35. Therefore, necessarily the order passed by the Tribunal cannot be sustained. The receipt of the subsidy cannot be a hurdle in our taking the view, which we are taking as we are called upon to decide the actual scope of the provision in this appeal. While we do not discount the fact that subsidy may have been given the actual interpretation of the provision is a task, which we cannot abdicate.

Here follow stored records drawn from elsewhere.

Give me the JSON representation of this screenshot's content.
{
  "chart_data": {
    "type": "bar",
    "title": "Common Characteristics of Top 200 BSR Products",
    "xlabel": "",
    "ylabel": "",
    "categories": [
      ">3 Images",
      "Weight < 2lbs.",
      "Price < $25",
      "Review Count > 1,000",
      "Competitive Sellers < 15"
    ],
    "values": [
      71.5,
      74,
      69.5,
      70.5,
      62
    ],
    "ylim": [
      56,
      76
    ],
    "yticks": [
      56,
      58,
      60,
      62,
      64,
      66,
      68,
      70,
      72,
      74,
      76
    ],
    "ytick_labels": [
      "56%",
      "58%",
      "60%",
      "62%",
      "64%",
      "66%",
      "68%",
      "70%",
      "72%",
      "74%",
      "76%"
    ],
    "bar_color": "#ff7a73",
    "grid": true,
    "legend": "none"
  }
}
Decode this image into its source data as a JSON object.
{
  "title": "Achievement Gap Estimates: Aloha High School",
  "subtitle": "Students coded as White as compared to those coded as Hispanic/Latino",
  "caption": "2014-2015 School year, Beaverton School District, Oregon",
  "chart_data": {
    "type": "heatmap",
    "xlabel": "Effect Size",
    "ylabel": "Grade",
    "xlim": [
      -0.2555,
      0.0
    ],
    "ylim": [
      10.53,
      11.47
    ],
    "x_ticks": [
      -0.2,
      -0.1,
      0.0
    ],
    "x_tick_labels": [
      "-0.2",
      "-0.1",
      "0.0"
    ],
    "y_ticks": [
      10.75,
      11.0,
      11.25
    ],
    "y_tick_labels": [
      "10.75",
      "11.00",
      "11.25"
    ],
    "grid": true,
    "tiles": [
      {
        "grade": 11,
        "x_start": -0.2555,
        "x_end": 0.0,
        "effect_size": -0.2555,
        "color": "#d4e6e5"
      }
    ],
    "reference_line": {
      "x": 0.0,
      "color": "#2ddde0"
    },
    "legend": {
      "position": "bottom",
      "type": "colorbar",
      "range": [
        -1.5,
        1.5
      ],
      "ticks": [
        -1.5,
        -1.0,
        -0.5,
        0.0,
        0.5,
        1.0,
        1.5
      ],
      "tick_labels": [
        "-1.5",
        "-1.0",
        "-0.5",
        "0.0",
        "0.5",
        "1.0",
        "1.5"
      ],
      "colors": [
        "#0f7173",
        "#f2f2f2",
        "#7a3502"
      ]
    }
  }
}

36. Even regarding the sites of the activities, we would think that it must have something to do with areas close to nature. No doubt, in the State of Uttarakhand, the area of natural beauty and areas close to nature, often overlapped in close proximity with developed areas. These are all matters we would leave to the authority. In view of the same the order of the tribunal cannot be sustained and the matter must be redone. Accordingly, the impugned orders in all these cases will stand set aside. A request is made by the learned counsel for the assessee that if the matter is set aside and remanded, it be remanded not to the Tribunal but to the Assessing Officer. Learned counsel for the revenue Mr. H.M. Bhatia does not object to this course of action. In such circumstances, in view of the fact that the matter must be redone, we set aside the impugned orders. The matter is remanded back to the Assessing Officer, who will afford opportunity to all the Assessees and pass fresh orders taking note of the observations, which we have made.
37. The answer to the substantial question of law no.1 is given in favour of the revenue/appellant by holding that merely because a No Objection Certificate has been obtained from the Pollution Control Board, the conditions under Section 80-IC (of Income Tax Act, 1961) will not be fulfilled.
38. In view of the above, the appeals stand disposed of.